Зиму как-нибудь переживу, переторчу на водке, к лету брошу, а следующей осенью соберу солидный урожай и посижу на грибах. А там видно будет.
Или жизнь повернется лучшим боком и грибы совсем не понадобятся.
Так или иначе наркотики в России – экзотика. А водка – повсюду. К началу зимы я пил каждый день. Извинился перед братом и уволился. Машину продал, за квартиру уплатил до весны. Гашиш надоел, его надо было искать, созваниваться, ехать куда-то, платить большие деньги.

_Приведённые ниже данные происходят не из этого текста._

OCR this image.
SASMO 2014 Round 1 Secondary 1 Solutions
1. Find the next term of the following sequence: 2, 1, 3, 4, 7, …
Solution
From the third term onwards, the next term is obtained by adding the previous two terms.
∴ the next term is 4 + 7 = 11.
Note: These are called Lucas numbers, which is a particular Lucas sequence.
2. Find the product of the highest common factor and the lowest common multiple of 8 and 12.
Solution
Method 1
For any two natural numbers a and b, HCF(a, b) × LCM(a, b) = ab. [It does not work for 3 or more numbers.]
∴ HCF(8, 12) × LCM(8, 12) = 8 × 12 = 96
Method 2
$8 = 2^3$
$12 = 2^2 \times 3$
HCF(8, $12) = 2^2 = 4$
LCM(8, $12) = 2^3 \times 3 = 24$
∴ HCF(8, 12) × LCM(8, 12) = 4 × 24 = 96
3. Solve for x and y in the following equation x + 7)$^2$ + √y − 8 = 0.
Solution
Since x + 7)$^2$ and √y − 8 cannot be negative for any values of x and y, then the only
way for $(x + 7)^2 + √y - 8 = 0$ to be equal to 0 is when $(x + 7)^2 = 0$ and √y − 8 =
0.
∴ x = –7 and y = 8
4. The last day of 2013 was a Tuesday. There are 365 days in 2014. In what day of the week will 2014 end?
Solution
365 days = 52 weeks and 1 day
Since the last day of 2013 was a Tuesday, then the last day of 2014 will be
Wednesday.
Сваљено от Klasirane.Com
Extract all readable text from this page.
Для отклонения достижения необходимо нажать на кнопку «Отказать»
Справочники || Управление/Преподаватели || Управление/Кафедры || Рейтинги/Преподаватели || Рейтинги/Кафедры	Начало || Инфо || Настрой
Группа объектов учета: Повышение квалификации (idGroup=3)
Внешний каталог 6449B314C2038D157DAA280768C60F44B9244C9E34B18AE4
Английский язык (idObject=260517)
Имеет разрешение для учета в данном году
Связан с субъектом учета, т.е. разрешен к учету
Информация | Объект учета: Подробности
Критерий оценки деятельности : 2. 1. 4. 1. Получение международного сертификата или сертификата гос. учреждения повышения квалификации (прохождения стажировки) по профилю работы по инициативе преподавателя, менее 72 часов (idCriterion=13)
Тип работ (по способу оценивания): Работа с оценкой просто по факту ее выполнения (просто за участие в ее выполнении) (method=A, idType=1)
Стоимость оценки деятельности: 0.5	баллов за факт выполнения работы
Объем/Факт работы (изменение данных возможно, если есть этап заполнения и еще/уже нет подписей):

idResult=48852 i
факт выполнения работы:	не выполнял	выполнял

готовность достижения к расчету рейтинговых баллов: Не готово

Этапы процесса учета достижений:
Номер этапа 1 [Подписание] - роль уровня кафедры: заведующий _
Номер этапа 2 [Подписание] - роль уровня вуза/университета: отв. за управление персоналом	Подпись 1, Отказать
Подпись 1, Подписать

Опять же перевозить покупку величиной с шарик для пинг-понга (особо крупный размер) в метро и электричке, в моей куртяйке ободранной, в моих обвисших штанах, с моей бледной рожей – опасно.
И времени жалко. Я стал очень занят. Лежал на диване, бездельничал. Обезьянок вспоминал с ужасом. Не так надоели обезьянки, как регулярные бдения в отцовском гараже, наедине с кашляющим и чихающим автомобилем. Гараж не отапливался, но там было уютно и удобно. Гараж был слишком шикарен для моего ржавого омнибуса, в такой гараж надо въезжать на чем-то новом и блестящем. Когда-нибудь так и будет, думал я и наливал себе еще.
Глава 9. 2009 г. Дорогая Наташа
Приезжая в Электросталь, я всегда закатываю машину в гараж. Если приезжаю на машине. Хотя в последнее время предпочитаю пешком. Машину беру, только если хочу предстать перед родителями «преуспевающим сыном». Или если едем всей семьей.
Бывает, ленюсь, решаю оставить свой широкий крейсер во дворе, на всю ночь, но тогда отец и мать, ближе к десяти вечера, начинают ходить вокруг меня кругами, постепенно их сужая, и говорить – между собой или в пустоту – о том, что технику надо беречь, тем более дорогостоящую; в конце концов я сдаюсь и еду в гараж.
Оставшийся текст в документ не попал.